During the second scan, the participants had to complete questionnaires that collected information on their sleep quality, which included how long they sleep, how well they slept, how long it took them to fall sleep, how much time was spent awake in bed, how often they woke up, level of sleepiness during the day and the use of any sleeping medications. On average, people needed 20 minutes to fall asleep and slept seven hours each night.

The researchers compared the brain scans after accounting for factors, such as weight, level of physical activity and blood pressure. They found that people who reported poor sleep quality had shrinkage in one region of their frontal cortex. They also had deterioration in three other parts of the brain that are linked to reasoning, planning, memory and problem solving. Overall, 35 percent of the participants had met the criteria for poor sleep quality.

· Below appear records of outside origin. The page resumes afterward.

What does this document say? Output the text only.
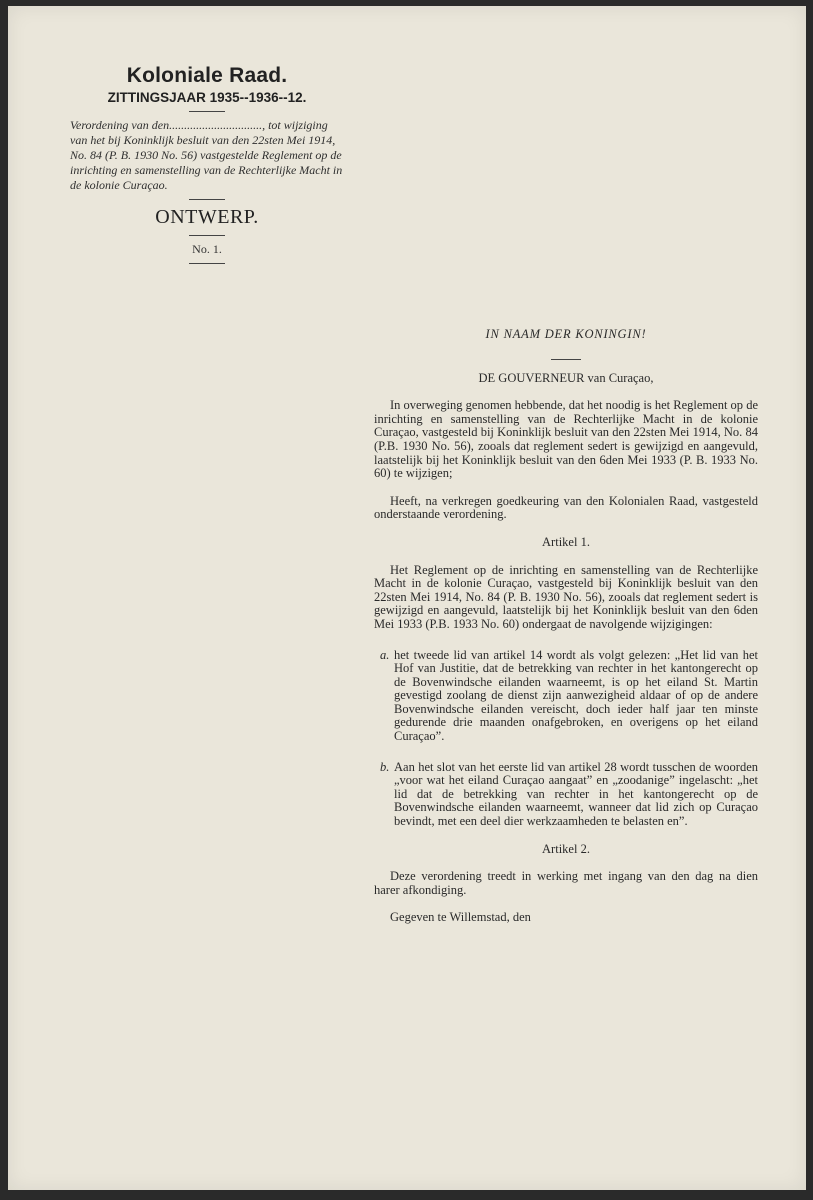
Koloniale Raad.

ZITTINGSJAAR 1935--1936--12.

Verordening van den..............................., tot wijziging van het bij Koninklijk besluit van den 22sten Mei 1914, No. 84 (P. B. 1930 No. 56) vastgestelde Reglement op de inrichting en samenstelling van de Rechterlijke Macht in de kolonie Curaçao.

ONTWERP.

No. 1.

IN NAAM DER KONINGIN!

DE GOUVERNEUR van Curaçao,

In overweging genomen hebbende, dat het noodig is het Reglement op de inrichting en samenstelling van de Rechterlijke Macht in de kolonie Curaçao, vastgesteld bij Koninklijk besluit van den 22sten Mei 1914, No. 84 (P.B. 1930 No. 56), zooals dat reglement sedert is gewijzigd en aangevuld, laatstelijk bij het Koninklijk besluit van den 6den Mei 1933 (P. B. 1933 No. 60) te wijzigen;

Heeft, na verkregen goedkeuring van den Kolonialen Raad, vastgesteld onderstaande verordening.

Artikel 1.

Het Reglement op de inrichting en samenstelling van de Rechterlijke Macht in de kolonie Curaçao, vastgesteld bij Koninklijk besluit van den 22sten Mei 1914, No. 84 (P. B. 1930 No. 56), zooals dat reglement sedert is gewijzigd en aangevuld, laatstelijk bij het Koninklijk besluit van den 6den Mei 1933 (P.B. 1933 No. 60) ondergaat de navolgende wijzigingen:

a. het tweede lid van artikel 14 wordt als volgt gelezen: „Het lid van het Hof van Justitie, dat de betrekking van rechter in het kantongerecht op de Bovenwindsche eilanden waarneemt, is op het eiland St. Martin gevestigd zoolang de dienst zijn aanwezigheid aldaar of op de andere Bovenwindsche eilanden vereischt, doch ieder half jaar ten minste gedurende drie maanden onafgebroken, en overigens op het eiland Curaçao”.
b. Aan het slot van het eerste lid van artikel 28 wordt tusschen de woorden „voor wat het eiland Curaçao aangaat” en „zoodanige” ingelascht: „het lid dat de betrekking van rechter in het kantongerecht op de Bovenwindsche eilanden waarneemt, wanneer dat lid zich op Curaçao bevindt, met een deel dier werkzaamheden te belasten en”.

Artikel 2.

Deze verordening treedt in werking met ingang van den dag na dien harer afkondiging.

Gegeven te Willemstad, den
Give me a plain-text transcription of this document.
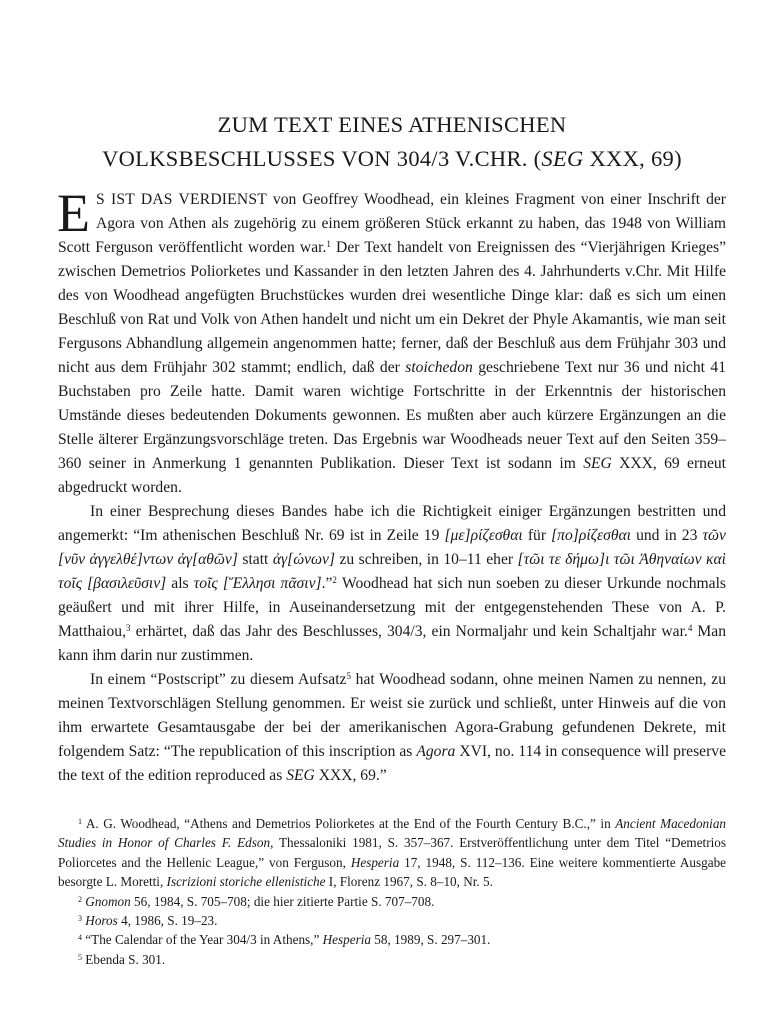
ZUM TEXT EINES ATHENISCHEN
VOLKSBESCHLUSSES VON 304/3 V.CHR. (SEG XXX, 69)

E S IST DAS VERDIENST von Geoffrey Woodhead, ein kleines Fragment von einer Inschrift der Agora von Athen als zugehörig zu einem größeren Stück erkannt zu haben, das 1948 von William Scott Ferguson veröffentlicht worden war.$^1$ Der Text handelt von Ereignissen des “Vierjährigen Krieges” zwischen Demetrios Poliorketes und Kassander in den letzten Jahren des 4. Jahrhunderts v.Chr. Mit Hilfe des von Woodhead angefügten Bruchstückes wurden drei wesentliche Dinge klar: daß es sich um einen Beschluß von Rat und Volk von Athen handelt und nicht um ein Dekret der Phyle Akamantis, wie man seit Fergusons Abhandlung allgemein angenommen hatte; ferner, daß der Beschluß aus dem Frühjahr 303 und nicht aus dem Frühjahr 302 stammt; endlich, daß der stoichedon geschriebene Text nur 36 und nicht 41 Buchstaben pro Zeile hatte. Damit waren wichtige Fortschritte in der Erkenntnis der historischen Umstände dieses bedeutenden Dokuments gewonnen. Es mußten aber auch kürzere Ergänzungen an die Stelle älterer Ergänzungsvorschläge treten. Das Ergebnis war Woodheads neuer Text auf den Seiten 359–360 seiner in Anmerkung 1 genannten Publikation. Dieser Text ist sodann im SEG XXX, 69 erneut abgedruckt worden.

In einer Besprechung dieses Bandes habe ich die Richtigkeit einiger Ergänzungen bestritten und angemerkt: “Im athenischen Beschluß Nr. 69 ist in Zeile 19 [με]ρίζεσθαι für [πο]ρίζεσθαι und in 23 τῶν [νῦν ἀγγελθέ]ντων ἀγ[αθῶν] statt ἀγ[ώνων] zu schreiben, in 10–11 eher [τῶι τε δήμω]ι τῶι Ἀθηναίων καὶ τοῖς [βασιλεῦσιν] als τοῖς [Ἕλλησι πᾶσιν].”$^2$ Woodhead hat sich nun soeben zu dieser Urkunde nochmals geäußert und mit ihrer Hilfe, in Auseinandersetzung mit der entgegenstehenden These von A. P. Matthaiou,$^3$ erhärtet, daß das Jahr des Beschlusses, 304/3, ein Normaljahr und kein Schaltjahr war.$^4$ Man kann ihm darin nur zustimmen.

In einem “Postscript” zu diesem Aufsatz$^5$ hat Woodhead sodann, ohne meinen Namen zu nennen, zu meinen Textvorschlägen Stellung genommen. Er weist sie zurück und schließt, unter Hinweis auf die von ihm erwartete Gesamtausgabe der bei der amerikanischen Agora-Grabung gefundenen Dekrete, mit folgendem Satz: “The republication of this inscription as Agora XVI, no. 114 in consequence will preserve the text of the edition reproduced as SEG XXX, 69.”

$^1$ A. G. Woodhead, “Athens and Demetrios Poliorketes at the End of the Fourth Century B.C.,” in Ancient Macedonian Studies in Honor of Charles F. Edson, Thessaloniki 1981, S. 357–367. Erstveröffentlichung unter dem Titel “Demetrios Poliorcetes and the Hellenic League,” von Ferguson, Hesperia 17, 1948, S. 112–136. Eine weitere kommentierte Ausgabe besorgte L. Moretti, Iscrizioni storiche ellenistiche I, Florenz 1967, S. 8–10, Nr. 5.

$^2$ Gnomon 56, 1984, S. 705–708; die hier zitierte Partie S. 707–708.

$^3$ Horos 4, 1986, S. 19–23.

$^4$ “The Calendar of the Year 304/3 in Athens,” Hesperia 58, 1989, S. 297–301.

$^5$ Ebenda S. 301.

"We often correlate brain shrinkage with losing brain tissue, and assume that that isn't advantageous as you get older," said Anton Porsteinsson, director of Alzheimer's disease care, research and education at the University of Rochester School of Medicine and Dentistry in New York. "Sleep disturbance is such a common symptom among the general population, and it often becomes worse as you age. There is growing data to suggest that sleep disturbance may be a risk factor for poor outcomes in terms of brain cells and other medical issues as well."

Despite finding a link between poor sleep and brain shrinkage, the team did not test the participants' cognitive skills and therefore, could not conclude that poor sleep and brain shrinkage impaired thinking skills. Regardless, the researchers recommended people with sleeping problems to seek help. Poor sleep quality could be due to several factors, ranging from a bad mattress to stress levels. In order to improve sleep, people have to identify the problems and address them.

"It is not yet known whether poor sleep quality is a cause or consequence of changes in brain structure," said Sexton reported in the press release. "There are effective treatments for sleep problems, so future research needs to test whether improving people's quality of sleep could slow the rate of brain volume loss. If that is the case, improving people's sleep habits could be an important way to improve brain health."

The study, "Poor sleep quality is associated with increased cortical atrophy in community-dwelling adults," was published in the journal Neurology.